Flux Growth, Crystal Structure, and Chemical Bonding of Yb2PdGe3, an AlB2 Superstructure within the Rare-Earth Series

The complete structure revision of the RE₂PdGe₃ (RE = rare-earth metal) series revealed that Yb₂PdGe₃ is the only AlB₂ ordered superstructure. Good-quality single crystals of this compound were successfully grown from molten indium flux, enabling accurate single-crystal investigations. Yb₂PdGe₃ crystallizes with the Ce₂CoSi₃-type structure in the hexagonal space group P6/mmm (no. 191) with lattice parameters a = 8.468(1) Å and c = 4.0747(7) Å. This structure is a four-order derivative of AlB₂, composed of planar _∞²[PdGe₃] honeycomb layers spaced by Yb species, located at the center of Ge₆ and Ge₄Pd₂ hexagons.
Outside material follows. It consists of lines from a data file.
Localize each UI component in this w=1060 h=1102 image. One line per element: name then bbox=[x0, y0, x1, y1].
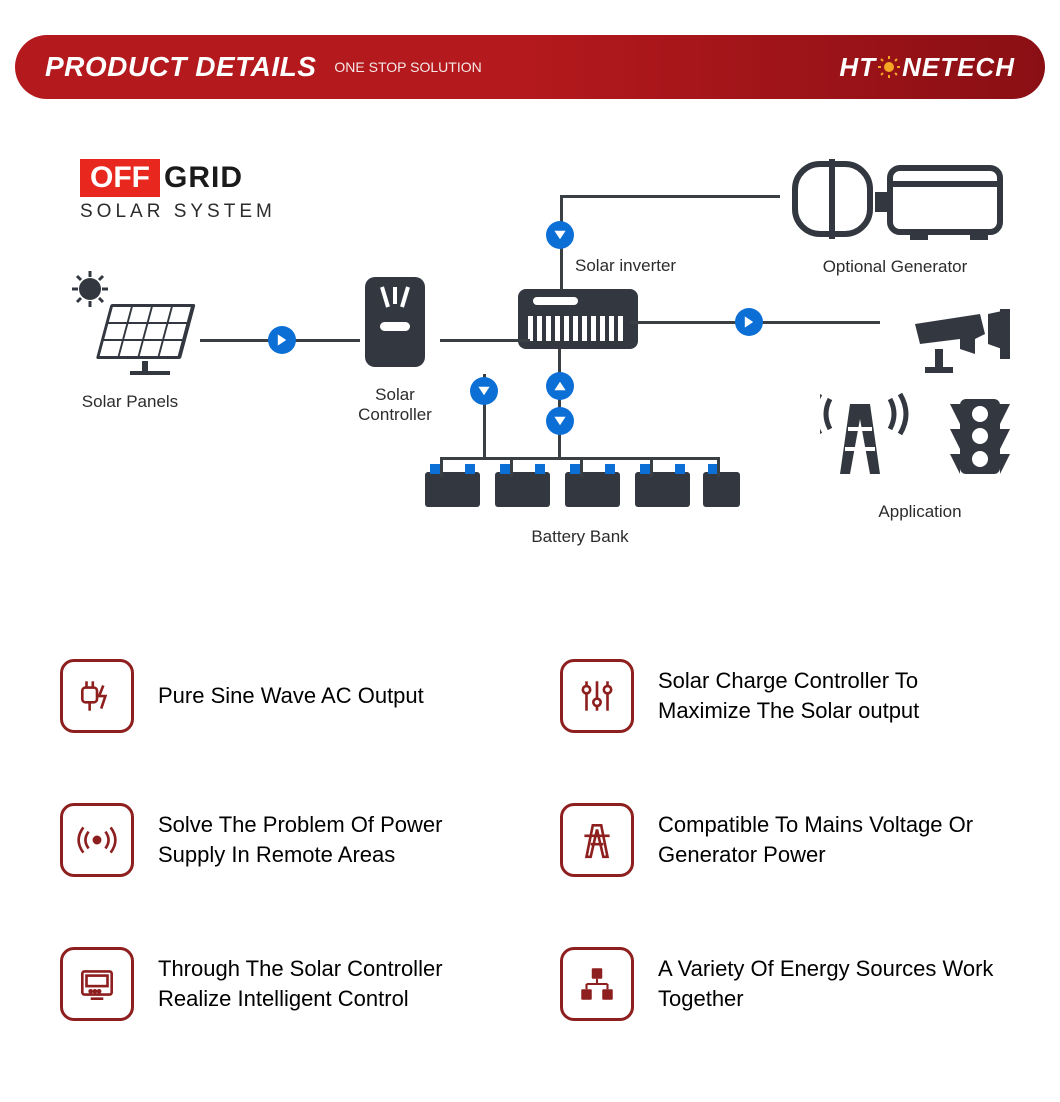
feature-text: Solve The Problem Of Power Supply In Rem… bbox=[158, 810, 500, 869]
brand-pre: HT bbox=[839, 52, 876, 83]
header-title: PRODUCT DETAILS bbox=[45, 51, 316, 83]
conn-line bbox=[440, 457, 443, 477]
feature-item: Solve The Problem Of Power Supply In Rem… bbox=[60, 803, 500, 877]
signal-icon bbox=[60, 803, 134, 877]
arrow-down-icon bbox=[546, 221, 574, 249]
conn-line bbox=[580, 457, 583, 477]
feature-item: Solar Charge Controller To Maximize The … bbox=[560, 659, 1000, 733]
feature-text: Solar Charge Controller To Maximize The … bbox=[658, 666, 1000, 725]
controller-icon bbox=[360, 272, 430, 372]
solar-controller-node: Solar Controller bbox=[345, 272, 445, 425]
solar-panels-node: Solar Panels bbox=[50, 269, 210, 412]
title-sub: SOLAR SYSTEM bbox=[80, 201, 276, 223]
feature-item: Pure Sine Wave AC Output bbox=[60, 659, 500, 733]
diagram-title: OFFGRID SOLAR SYSTEM bbox=[80, 159, 276, 223]
monitor-icon bbox=[60, 947, 134, 1021]
sliders-icon bbox=[560, 659, 634, 733]
generator-icon bbox=[780, 154, 1010, 244]
arrow-right-icon bbox=[735, 308, 763, 336]
solar-inverter-label: Solar inverter bbox=[575, 256, 676, 276]
feature-item: Through The Solar Controller Realize Int… bbox=[60, 947, 500, 1021]
conn-line bbox=[440, 339, 530, 342]
plug-icon bbox=[60, 659, 134, 733]
feature-item: Compatible To Mains Voltage Or Generator… bbox=[560, 803, 1000, 877]
solar-controller-label: Solar Controller bbox=[345, 385, 445, 425]
feature-text: Pure Sine Wave AC Output bbox=[158, 681, 424, 711]
conn-line bbox=[650, 457, 653, 477]
tower-icon bbox=[560, 803, 634, 877]
solar-panel-icon bbox=[60, 269, 200, 379]
solar-inverter-node bbox=[510, 284, 645, 359]
application-node: Application bbox=[820, 309, 1020, 522]
conn-line bbox=[717, 457, 720, 477]
brand-logo: HT NETECH bbox=[839, 52, 1015, 83]
battery-bank-label: Battery Bank bbox=[420, 527, 740, 547]
arrow-down-icon bbox=[470, 377, 498, 405]
features-grid: Pure Sine Wave AC Output Solar Charge Co… bbox=[60, 659, 1000, 1021]
feature-text: Compatible To Mains Voltage Or Generator… bbox=[658, 810, 1000, 869]
generator-node: Optional Generator bbox=[780, 154, 1010, 277]
conn-line bbox=[560, 195, 780, 198]
solar-panels-label: Solar Panels bbox=[50, 392, 210, 412]
generator-label: Optional Generator bbox=[780, 257, 1010, 277]
application-icon bbox=[820, 309, 1020, 489]
arrow-down-icon bbox=[546, 407, 574, 435]
feature-text: A Variety Of Energy Sources Work Togethe… bbox=[658, 954, 1000, 1013]
conn-line bbox=[510, 457, 513, 477]
title-off: OFF bbox=[80, 159, 160, 197]
header-bar: PRODUCT DETAILS ONE STOP SOLUTION HT NET… bbox=[15, 35, 1045, 99]
diagram: OFFGRID SOLAR SYSTEM Solar bbox=[40, 159, 1020, 589]
nodes-icon bbox=[560, 947, 634, 1021]
title-grid: GRID bbox=[164, 161, 243, 195]
feature-item: A Variety Of Energy Sources Work Togethe… bbox=[560, 947, 1000, 1021]
feature-text: Through The Solar Controller Realize Int… bbox=[158, 954, 500, 1013]
conn-line bbox=[558, 349, 561, 457]
application-label: Application bbox=[820, 502, 1020, 522]
inverter-icon bbox=[513, 284, 643, 354]
sun-icon bbox=[877, 55, 901, 79]
arrow-up-icon bbox=[546, 372, 574, 400]
arrow-right-icon bbox=[268, 326, 296, 354]
brand-post: NETECH bbox=[902, 52, 1015, 83]
header-subtitle: ONE STOP SOLUTION bbox=[334, 59, 481, 75]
A superconducting transition is observed below the critical temperature of 4 K. A divalent state of Yb is deduced from magnetic susceptibility measurements below room temperature, which indicate an almost nonmagnetic behavior. A charge transfer from Yb to Pd and Ge was evidenced by the Quantum Theory of Atoms in Molecules (QTAIM) effective charges; polar four-atomic Ge-Pd/Yb and two-atomic Pd-Yb bonds were observed from the ELI-D (electron localizability indicator), partial ELI-D, and ELI-D/QTAIM intersections. The bonding interactions between Ge atoms within regular Ge₆ hexagons are found to be intermediate between single bonds, as in elemental Ge, and higher-order bonds in the hypothetic Ge₆H₆ and Ge₆^6- aromatic molecules.